1. Field of Invention
This invention relates to systems and methods for generating binary halftone dots.
2. Description of Related Art
Digital halftoning has evolved as a method of rendering the illusion of continuous tone, or “contone”, images using devices that are capable of producing only binary picture elements. Conventional halftoning adds a two-dimensional, spatially-periodic, dot screen or line screen structure to the images to be halftoned. Typically, the same screen, or at least a number of more or less identical screens, are used to halftone each of the color separation layers of a polychromatic, i.e., color, image. The halftone screens are oriented at different angles for printing the respective halftone color separation layers.
Misregistration between the color separation layers in a halftoned color image causes a number of problems, including gaps and overlaps between colors, color shifts and moiré. Ideally, perfect registration should be obtained.

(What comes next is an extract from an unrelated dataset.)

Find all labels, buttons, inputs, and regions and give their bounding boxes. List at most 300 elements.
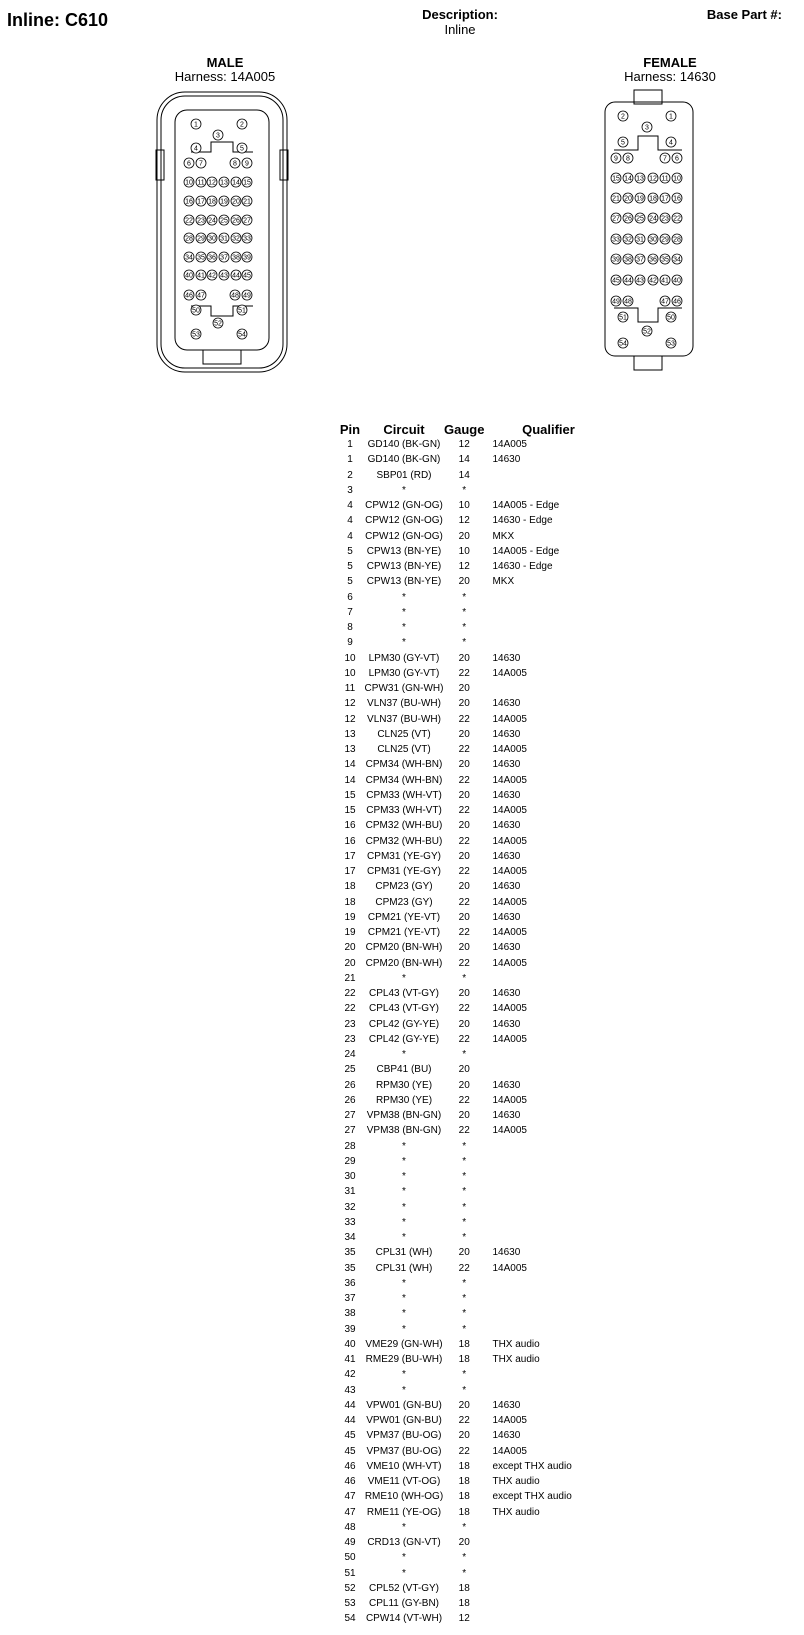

However, obtaining perfect registration is usually too difficult and/or too costly to obtain using mechanical systems.
Trapping is commonly used to reduce gaps. Using rotated halftone screens can reduce color shifts and moiré, because such rotated halftone screens are less sensitive to misregistration. However, rotated screens do not provide as large a color gamut or as fine a screen structure as that which can be achieved using a dot-off-dot halftone. Unfortunately, dot-off-dot halftones are extremely sensitive to misregistration.
Recently, systems and methods that shift or warp the image data have been developed to compensate for misregistration. These systems and methods place the image in the correct location and can avoid trapping problems. However, these systems and methods do not shift the halftone and they do not solve color shift problems that can arise from misregistered halftoned color separation layers.
The halftoning methods disclosed in U.S. Pat. No. 5,410,414 to Curry, incorporated herein by reference in its entirety, and U.S. Pat. No. 4,537,470 to Schoppmeyer, warp, i.e., adjust or move, the image data produced by an image data generator to improve registration. Such image data generators include color or gray scale image generators and binary image generators.
In many image-forming devices, a stimulus is scanned relative to the surface on which the image is formed at high rate in one direction, and a lower rate in a generally orthogonal direction. For example, in an image forming device that uses a raster output scanner, such as a laser beam, the beam is scanned across a photoreceptor along a first direction, known as the high-addressability direction, that is generally orthogonal to a process direction in which the image surface moves past the raster output scanner. Subsequent scans of the laser beam are offset from each other in a low-addressability direction that corresponds to the process direction. Thus, the low-addressability direction is generally orthogonal to the high-addressability direction. In contrast, in an image forming device that uses a page-width wide bar of LEDs or laser diodes, the high-addressability and process directions are parallel to each other, while the low-addressability direction is generally orthogonal to both the high-addressability and process directions.
High addressability or hyperacuity refers to the ability to locate an edge, occurring between one portion of an image and another portion of an image, at a resolution that is greater than the resolution of the stimulus used to form the image. Such edges often occur between halftone dots and the non-image background regions of each of the color separation layers. One common stimulus used by various image forming apparatus to form images is the light beam scanned by the raster output scanner (ROS). In various known high-addressability systems, the light beam is modulated at a rate that is four times or eight times the period it takes the raster output scanner to move the one or more light beams a distance along the high-addressability direction that is equal to the diameter of the light beam. This is known as 4× or 8× high addressability.